Contradiction detection
When a new contradicting claim arrives for an entity that already has strong supporting evidence, a contradiction flag is set. The entity page displays a review banner. Contradicted entities are excluded from "trending" and "featured" surfaces until the contradiction is resolved.
Publication & indexing
New Tier 2+ entities surface immediately in the sitemap (revalidated every 5 minutes via ISR) and in the /llms.txt index (regenerated hourly). Search engines and LLM crawlers discover them through these surfaces without requiring a redeploy.
Evidence scoring
Claim weight formula
Each extracted claim receives a numeric weight between 0 and 1. Weights are summed across all claims for an entity to produce a composite confidence score. Contradicting claims apply their weight as a negative. Temporal decay is linear: claims older than 36 months lose 50% of their weight; older than 60 months, 80%.

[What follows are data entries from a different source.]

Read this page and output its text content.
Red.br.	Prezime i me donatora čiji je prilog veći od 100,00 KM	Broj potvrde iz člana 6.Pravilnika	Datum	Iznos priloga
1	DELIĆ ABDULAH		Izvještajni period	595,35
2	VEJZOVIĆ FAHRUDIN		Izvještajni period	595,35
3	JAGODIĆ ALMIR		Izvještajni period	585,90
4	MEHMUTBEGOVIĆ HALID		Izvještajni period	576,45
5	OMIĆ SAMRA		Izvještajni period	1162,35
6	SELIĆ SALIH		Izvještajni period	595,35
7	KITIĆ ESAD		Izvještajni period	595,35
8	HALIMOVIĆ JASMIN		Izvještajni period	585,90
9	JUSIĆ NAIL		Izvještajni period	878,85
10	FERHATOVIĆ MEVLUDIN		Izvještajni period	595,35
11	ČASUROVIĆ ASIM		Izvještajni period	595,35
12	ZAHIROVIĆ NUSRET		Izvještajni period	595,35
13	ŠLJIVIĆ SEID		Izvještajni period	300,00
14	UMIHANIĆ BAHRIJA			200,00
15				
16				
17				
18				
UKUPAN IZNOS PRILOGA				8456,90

Source authority weights by evidence type
Interpreting the data
Confidence scores and contradiction flags
Confidence: high / medium / low
A compound or food tagged high confidence has a composite evidence score above the Tier 3 threshold, with multiple peer-reviewed sources and no active contradiction flags. Medium indicates Tier 2 evidence with fewer or lower-weight sources. Low indicates Tier 2 with predominantly non-RCT sources, or sources older than 5 years without recent replication.
Contradiction flags
When a new claim contradicts an entity's prevailing evidence direction, a contradiction flag is set and a banner appears on the entity page. The entity is excluded from featured and trending surfaces until the flag is resolved (either by new supporting evidence or by manual review). Contradiction flags are not permanent — they reflect the current state of evidence.
Evidence section on entity pages
Each compound and researcher page shows the raw claims extracted from source material — sorted by claim weight, labeled by direction and evidence type, with links to the source item. This is not a curated citation list; it is the raw output of the extraction pipeline. Users can evaluate the quality of each claim directly.
Primary sources
Where the data comes from
Biomedical literature
- PubMed / NCBI
- bioRxiv (preprints)
- medRxiv (preprints)
- PubMed retractions feed
Researcher output
- Huberman Lab podcast
- FoundMyFitness (Patrick)
- Lifespan Podcast (Sinclair)
- The Drive (Attia)
- Longevity Podcast (Longo)
Database enrichment
- OpenAlex (researcher metrics)
- USDA FoodData Central
- Phenol-Explorer
- FooDB
Grower registry
- USDA Farmers Market Directory
- USDA Organic Integrity DB
- State extension programs
Editorial policy
What we will and won't do
We do not manually seed data
If a compound or researcher is not in the catalog, it is because the pipeline has not yet ingested sufficient evidence — not because someone forgot to add it. We do not manually insert entries to shortcut the evidence process.
We do not suppress contradictions
When evidence contradicts a prevailing claim, the contradiction is surfaced publicly. We do not hide conflicting data to make an entity look more favorable.
We distinguish AI-generated content
Content generated by the AI synthesis step (definitions, mechanisms, FAQs) is labeled "Generated by AI from pipeline evidence." It is derived from extracted claims — not invented — but it is not the same as a human-written review.
We are not affiliated with tracked researchers
Virisource tracks Sinclair, Attia, Patrick, Huberman, Longo, and others as primary sources. We have no financial relationship, endorsement, or affiliation with any of them. Their positions are tracked as data, not as recommendations.
Corrections
If you identify a factual error — a wrong affiliation, an incorrectly attributed claim, a PubMed ID linking to the wrong paper — contact us at corrections@virisource.com. We investigate and correct within 14 days.
This is not medical advice
Nothing on Virisource constitutes medical advice. Longevity research is an active and contested field. What appears here reflects the current state of published evidence, not clinical recommendations. Consult a licensed physician before making dietary or supplementation decisions.